Ciertamente, el empleo del tubo gris libraba a los Patones de la interferencia humana. Ay del cazador infortunado que tropezaba con una cuadrilla de Patones provistos del arma fulminante.
De todos modos… parecía muy improbable que esos seres pudieran sobrevivir indefinidamente en ese lugar, donde estaban rodeados de hombres. Claro que eran especialistas en ocultarse, o por lo menos eso daban a entender las crónicas históricas. Pero se limitaban a esconderse en la espesura del bosque… ¿o tenían un refugio especial? Una guarida que los protegía de la tempestad humana…
Un lugar equipado con sistemas de sustentación vital, que aún funcionaban.

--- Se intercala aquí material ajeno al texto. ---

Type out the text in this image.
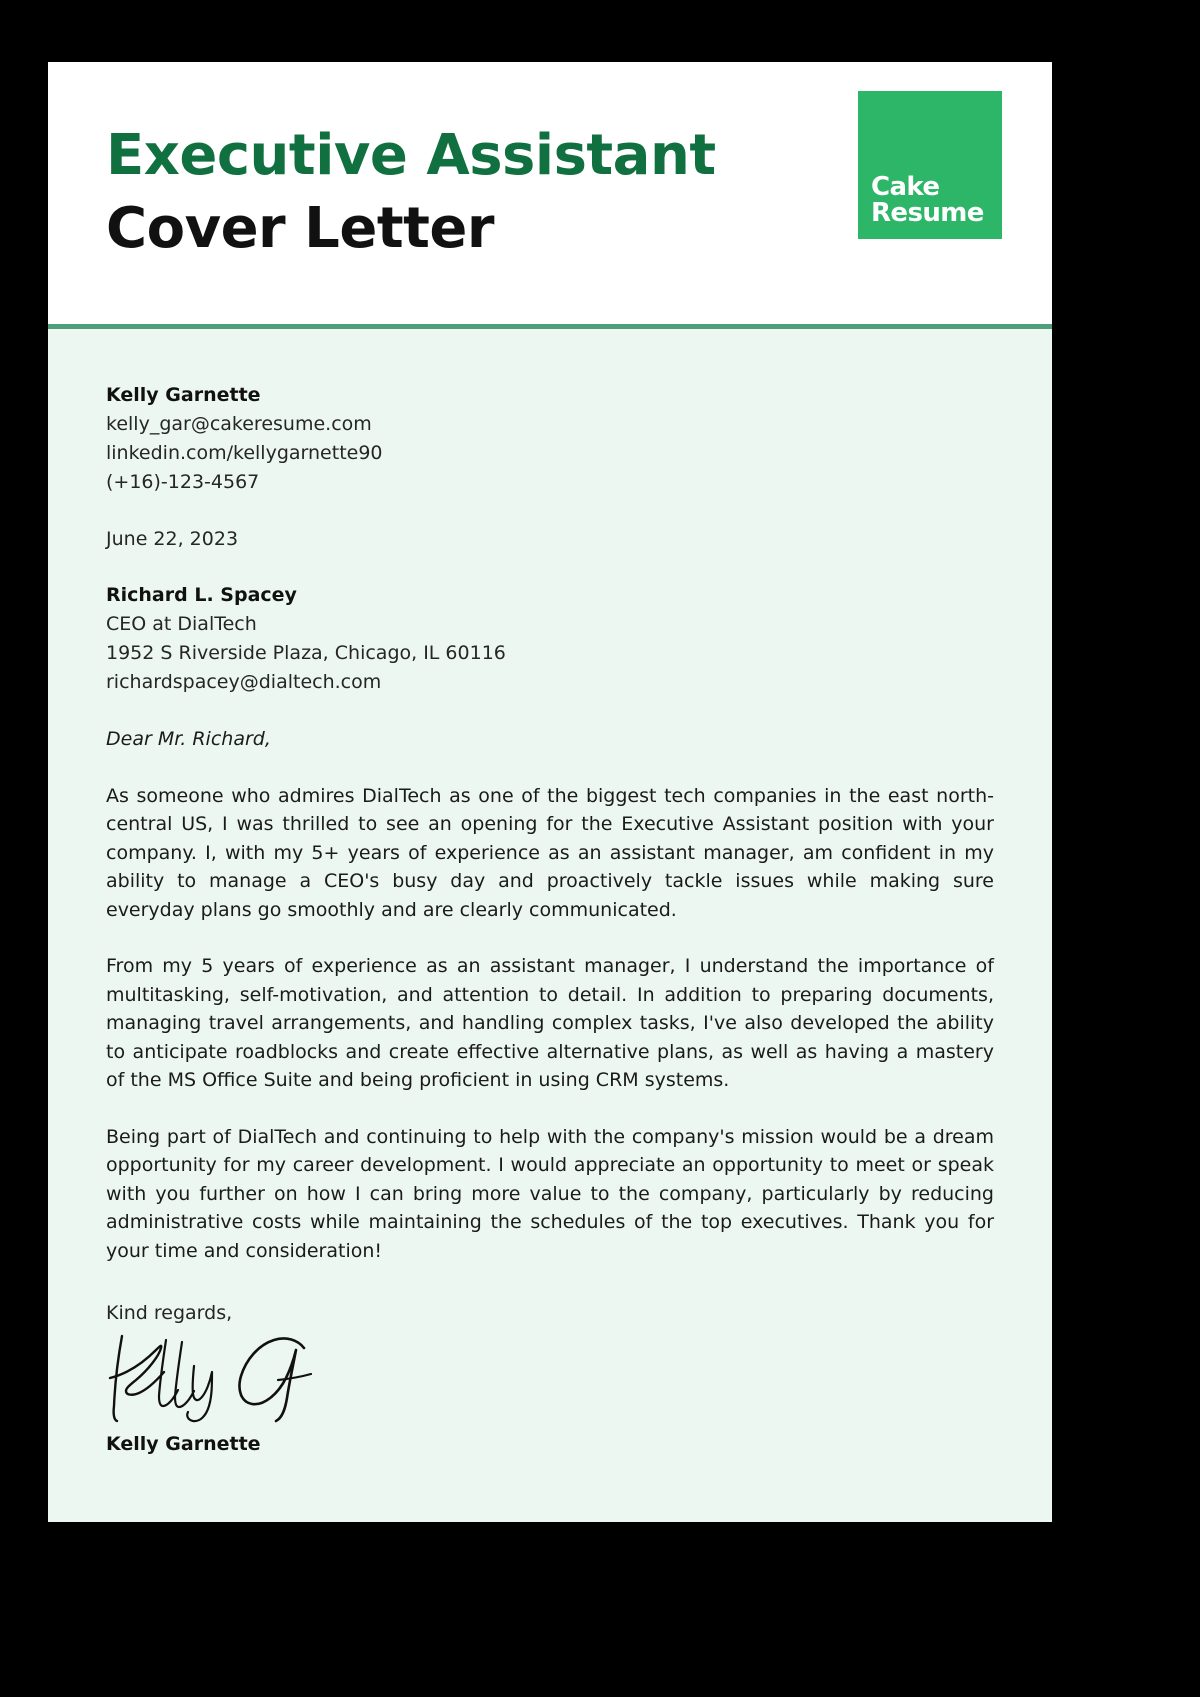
Executive Assistant
Cover Letter
Cake
Resume
Kelly Garnette
kelly_gar@cakeresume.com
linkedin.com/kellygarnette90
(+16)-123-4567
June 22, 2023
Richard L. Spacey
CEO at DialTech
1952 S Riverside Plaza, Chicago, IL 60116
richardspacey@dialtech.com
Dear Mr. Richard,

As someone who admires DialTech as one of the biggest tech companies in the east north-central US, I was thrilled to see an opening for the Executive Assistant position with your company. I, with my 5+ years of experience as an assistant manager, am confident in my ability to manage a CEO's busy day and proactively tackle issues while making sure everyday plans go smoothly and are clearly communicated.

From my 5 years of experience as an assistant manager, I understand the importance of multitasking, self-motivation, and attention to detail. In addition to preparing documents, managing travel arrangements, and handling complex tasks, I've also developed the ability to anticipate roadblocks and create effective alternative plans, as well as having a mastery of the MS Office Suite and being proficient in using CRM systems.

Being part of DialTech and continuing to help with the company's mission would be a dream opportunity for my career development. I would appreciate an opportunity to meet or speak with you further on how I can bring more value to the company, particularly by reducing administrative costs while maintaining the schedules of the top executives. Thank you for your time and consideration!

Kind regards,
Kelly Garnette
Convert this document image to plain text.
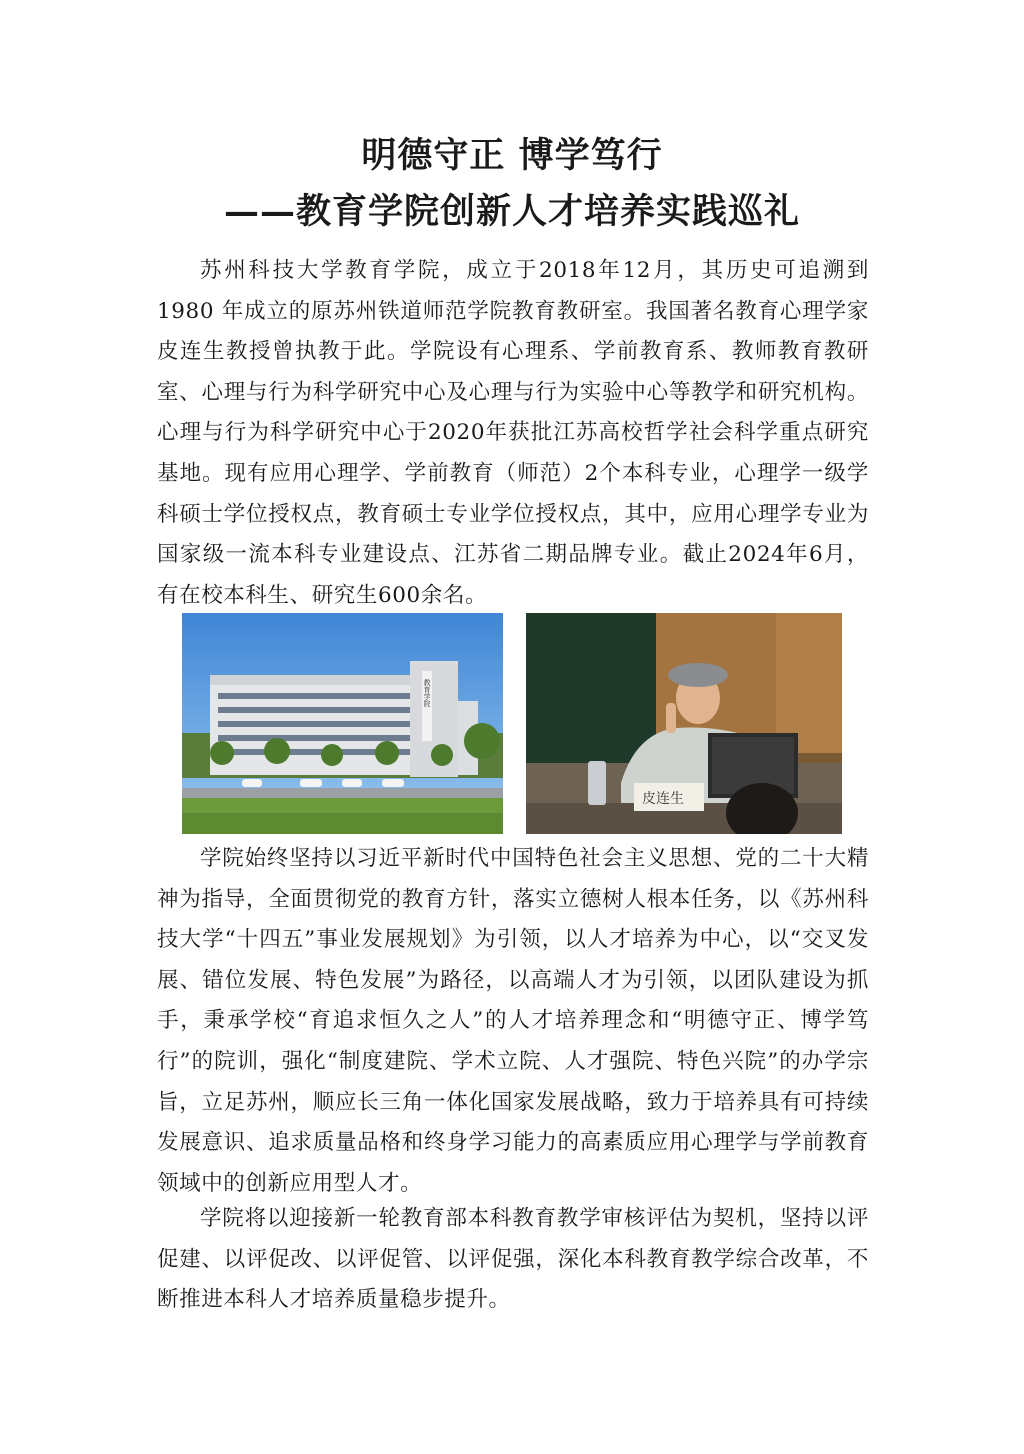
明德守正 博学笃行
——教育学院创新人才培养实践巡礼

苏州科技大学教育学院，成立于2018年12月，其历史可追溯到1980 年成立的原苏州铁道师范学院教育教研室。我国著名教育心理学家皮连生教授曾执教于此。学院设有心理系、学前教育系、教师教育教研室、心理与行为科学研究中心及心理与行为实验中心等教学和研究机构。心理与行为科学研究中心于2020年获批江苏高校哲学社会科学重点研究基地。现有应用心理学、学前教育（师范）2个本科专业，心理学一级学科硕士学位授权点，教育硕士专业学位授权点，其中，应用心理学专业为国家级一流本科专业建设点、江苏省二期品牌专业。截止2024年6月，有在校本科生、研究生600余名。

教育学院
皮连生

学院始终坚持以习近平新时代中国特色社会主义思想、党的二十大精神为指导，全面贯彻党的教育方针，落实立德树人根本任务，以《苏州科技大学“十四五”事业发展规划》为引领，以人才培养为中心，以“交叉发展、错位发展、特色发展”为路径，以高端人才为引领，以团队建设为抓手，秉承学校“育追求恒久之人”的人才培养理念和“明德守正、博学笃行”的院训，强化“制度建院、学术立院、人才强院、特色兴院”的办学宗旨，立足苏州，顺应长三角一体化国家发展战略，致力于培养具有可持续发展意识、追求质量品格和终身学习能力的高素质应用心理学与学前教育领域中的创新应用型人才。

学院将以迎接新一轮教育部本科教育教学审核评估为契机，坚持以评促建、以评促改、以评促管、以评促强，深化本科教育教学综合改革，不断推进本科人才培养质量稳步提升。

Una madriguera que amparaba a sus huéspedes, obedeciendo silenciosamente instrucciones remotas. Órdenes que ahora carecían de sentido pero que seguían cumpliéndose.
Un Edén subterráneo para esos hombres primitivos: desbordante de víveres, tibio, ideal para el apareamiento. Un lugar sagrado que se había evaporado un día en medio de una lluvia de polvo nuclear, dejando a una o dos bandas de Patones desamparados en la espesura: pequeñas tribus que se habían evadido casualmente del Edén y que aunque quizá querían regresar estaban condenadas a peregrinar por un océano de árboles y un mundo de hombres, perseguidas por máquinas que batían el aire con paletas giratorias y que transportaban a un cazador fanático, un hombre que seguramente había nacido muy lejos del Edén…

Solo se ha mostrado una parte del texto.